Mariétan Fernand · Nationalrat · Wallis · Christlichdemokratische Fraktion · 2003-06-11

Wortprotokoll

Il aura fallu une dizaine d'années au Conseil fédéral pour présenter ce projet au Parlement. Cette durée de gestation en dit long sur l'enjeu et la difficulté de satisfaire chacun. On est aujourd'hui en présence, il faut le souligner, d'un concept élaboré, calibré, évalué scientifiquement. Prendre le risque de toucher à cet équilibre savant, c'est menacer toute l'opération. C'est un peu, comme le disait tout à l'heure M. Marti Werner, à prendre ou à laisser.

Cette révision forme un tout et représente davantage qu'une question d'ordre purement financier ou fiscal. Il s'agit de savoir si le fédéralisme reste une réponse au défi lancé à notre Etat pour les décennies à venir. C'est la construction fédérale qui est en jeu et, si les disparités actuelles entre cantons forts et cantons faibles ne devaient pas s'estomper, c'est la cohésion de notre pays qui serait directement menacée. La tentation est grande de prendre ce dossier par le petit bout de la lorgnette, de faire des additions et de défendre des intérêts cantonaux. Même si cela est compréhensible, nous ne pouvons pas nous limiter à ce simple rôle de commis voyageur. L'enjeu est fondamental, et la question essentielle que l'on doit se poser est la suivante: quelle est l'alternative à cette nouvelle péréquation? Soit en rester au système actuel, dont on connaît le bilan et le coût, soit une harmonisation matérielle de la fiscalité que nous sommes nombreux à ne pas vouloir, car susceptible notamment de conduire à un renforcement de la centralisation.

Le chemin qui nous est proposé par le Conseil fédéral est le seul à permettre d'atteindre l'objectif. Seulement voilà, si l'on veut donner une chance à ce projet, il faut éviter de lui donner des coups de canif qui risquent de le rendre insipide et indigeste. S'agissant de la péréquation des ressources, le résultat obtenu est le minimum duquel il ne faut pas s'écarter. Je me permets de rappeler que, dans le projet du Conseil fédéral, les disparités entre les cantons plus forts financièrement et les cantons plus faibles restent pratiquement du simple au double.

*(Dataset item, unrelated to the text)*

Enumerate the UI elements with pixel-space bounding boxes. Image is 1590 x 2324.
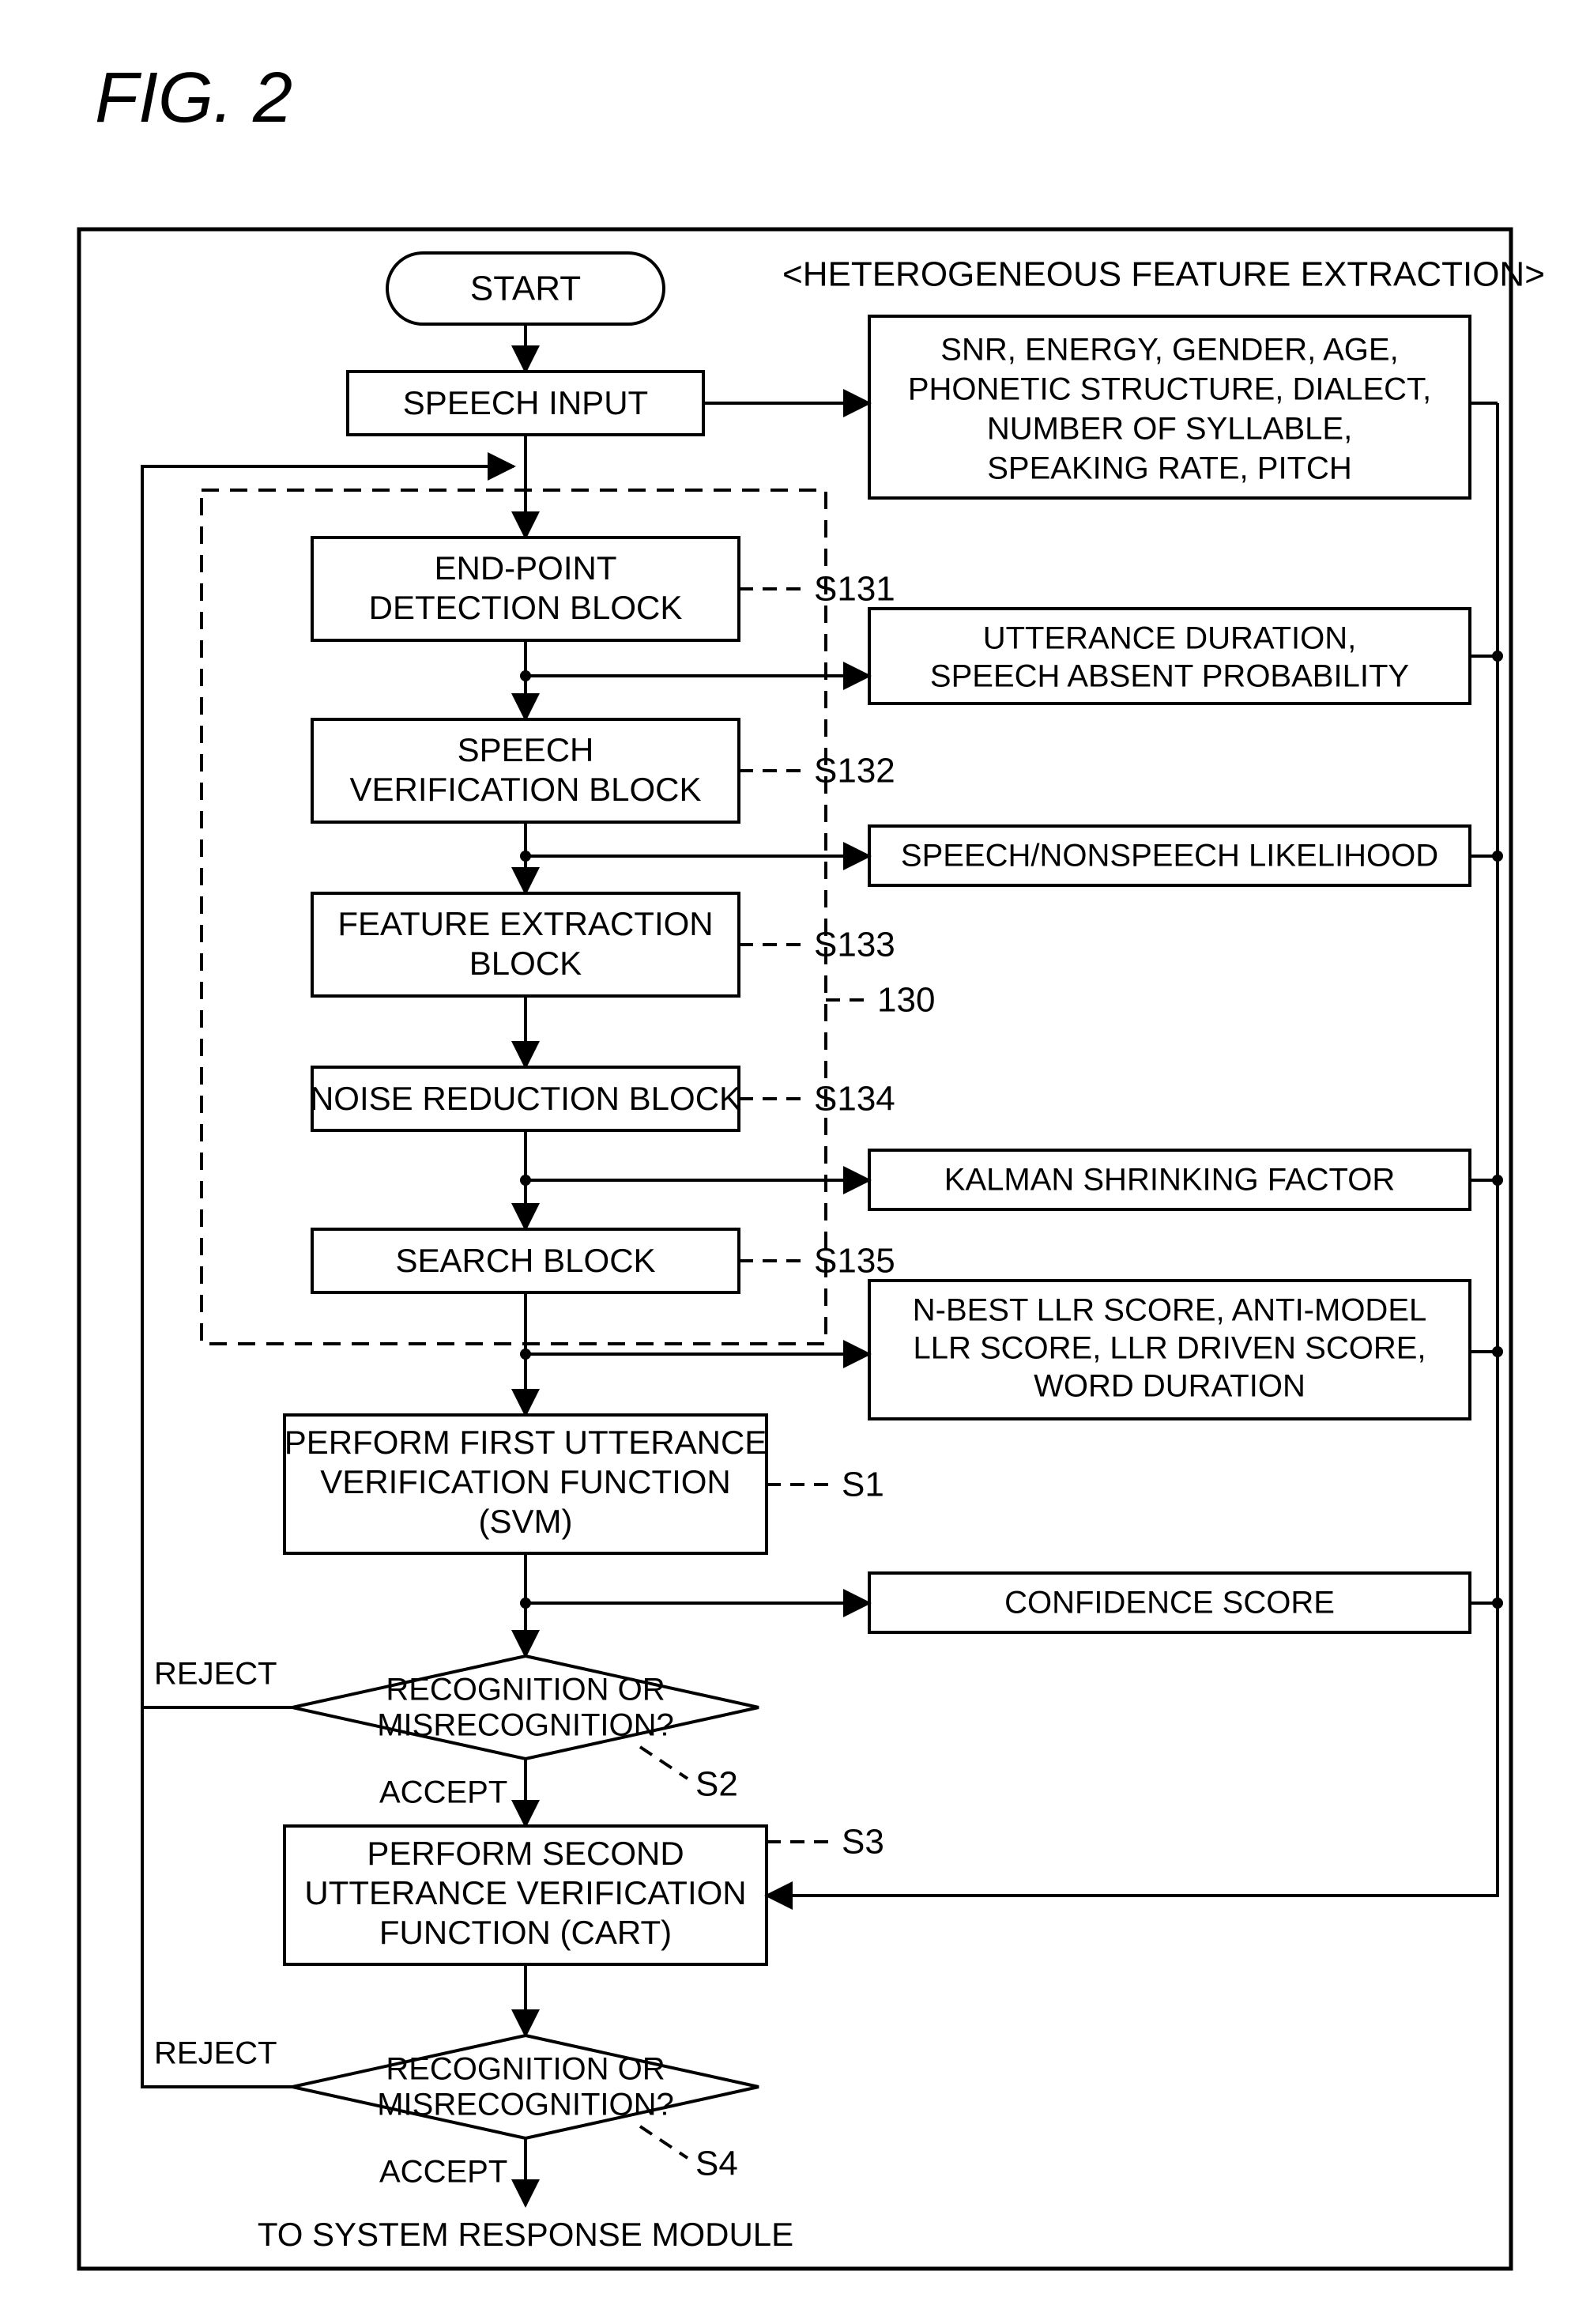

Or, la péréquation doit d'abord profiter à ceux qui en ont vraiment besoin. Je rappelle aussi que lors des délibérations en commission spéciale, les experts consultés ont bien précisé les conséquences de l'inscription de plafonds dans la constitution visant à limiter les contributions. Fixer des limites de charges revient à renoncer au moins en partie au principe selon lequel la péréquation financière doit pouvoir être pilotée en tout temps. A cet égard, l'article 135 alinéa 3 est au coeur du mécanisme de la péréquation. Compte tenu des perspectives peu réjouissantes des finances fédérales, limiter de manière trop drastique la participation des cantons aux ressources élevées peut conduire à un exercice alibi faute de moyens disponibles. La clé de la réussite de ce projet réside bien évidemment dans l'adhésion des cantons riches.

En conclusion, j'aimerais rappeler - je crois que c'est le lieu et le moment - que ce même Parlement est intervenu il y a deux ans, et dans un contexte difficile par rapport à l'opinion publique, pour sauver plusieurs milliers d'emplois dans la partie la plus riche du pays. Même les cantons de la périphérie ont contribué, parce qu'ils avaient compris que c'était dans l'intérêt de tout le pays. Aujourd'hui, cette solidarité nationale doit jouer dans les deux sens.